I meant to reply about the ebooks.  I agree - love holding a "real book" but I gotta say I really love my kindle!!   My sis and I bought one for my mom after her hand surgery and it has been really great for her as holding the weight of a book is difficult.  The ereaders are also great for vacations.   Funny thing is my kids prefer to read a real book and don't really like reading on the kindle.    As a matter of fact, I'm leaving in 20 mins to pick my daughter up from her last day of finals and head to the library to get the summer reading books started! 

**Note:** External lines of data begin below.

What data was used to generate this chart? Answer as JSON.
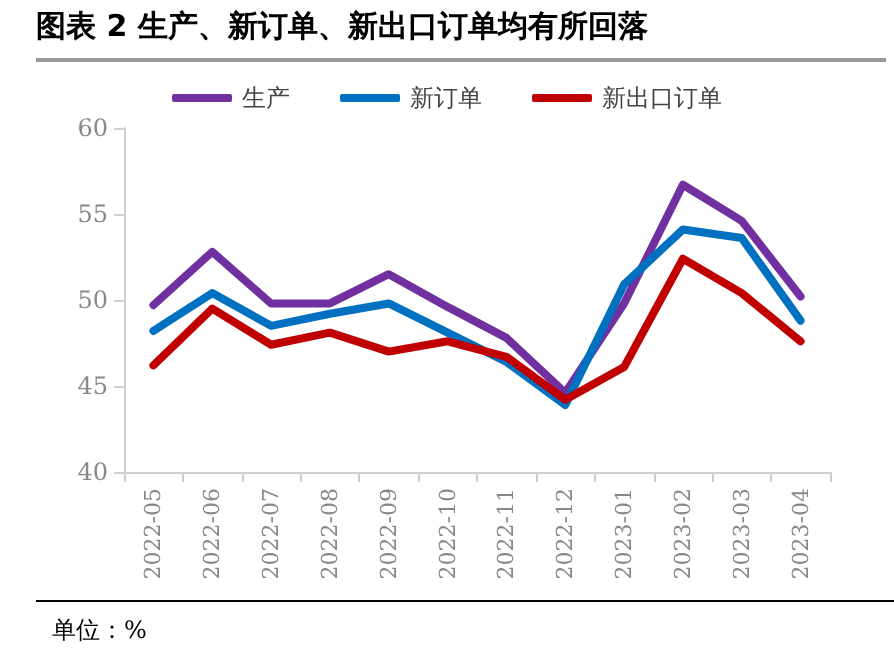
{
  "chart_data": {
    "type": "line",
    "title": "图表 2 生产、新订单、新出口订单均有所回落",
    "categories": [
      "2022-05",
      "2022-06",
      "2022-07",
      "2022-08",
      "2022-09",
      "2022-10",
      "2022-11",
      "2022-12",
      "2023-01",
      "2023-02",
      "2023-03",
      "2023-04"
    ],
    "series": [
      {
        "name": "生产",
        "color": "#7030a0",
        "values": [
          49.7,
          52.8,
          49.8,
          49.8,
          51.5,
          49.6,
          47.8,
          44.6,
          49.8,
          56.7,
          54.6,
          50.2
        ]
      },
      {
        "name": "新订单",
        "color": "#0070c0",
        "values": [
          48.2,
          50.4,
          48.5,
          49.2,
          49.8,
          48.1,
          46.4,
          43.9,
          50.9,
          54.1,
          53.6,
          48.8
        ]
      },
      {
        "name": "新出口订单",
        "color": "#c00000",
        "values": [
          46.2,
          49.5,
          47.4,
          48.1,
          47.0,
          47.6,
          46.7,
          44.2,
          46.1,
          52.4,
          50.4,
          47.6
        ]
      }
    ],
    "ylim": [
      40,
      60
    ],
    "yticks": [
      40,
      45,
      50,
      55,
      60
    ],
    "grid": false,
    "legend": "top",
    "marker": "none",
    "line_style": "solid",
    "annotations": [
      "单位：%"
    ]
  }
}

We have great summer memories of hanging out at the library after spending the mornings swimming!   Our town has had great summer reading programs that have kept the kids reading - especially in the earlier grades. 

annalexandria's picture
Posts: 2573
Joined: Oct 2011

I remember when the e-readers first started getting popular...lots of freaking out in the library world.  But we've had them for a while now, and I don't honestly see physical books disappearing anytime soon.  My daughters both prefer to read a physical book, although they use their computers to read more ephemeral stuff, like the daily news.  I think both mediums will be around for some time to come.

And really, libraries are already "long" on technology.  Where I worked, we certainly had plenty of books (and movies, magazines, etc), but we also had a ton of computer stations, and plenty of access to electronic books.  We were always packed with people, and while many were using the computers, our circulation numbers were pretty high.  People came in for many other reasons too...we had art shows, family storytimes (that was my speciality!), ESL classes, and a lot more for all ages.  Very much a community resource...and an essential component of any democracy, imo.

And I just read an article that said young people still consider libraries to be a critical part of society, in numbers equal to us old folks, so I'm pretty hopeful about the future of libraries.  I don't think they'll be going anywhere anytime soon!

Lots o' love (of books!)~AA

barbebarb's picture
Posts: 464
Joined: Oct 2011

My son bought me a kindle but I like a book in my hands too.

I love the kindle for Internet use and the software it came with.

Its somewhat a hybrid of a portable device for many uses.
I like its portability.

Libraries are awesome. There is something intriguing with all the
resource information and a quiet atmosphere.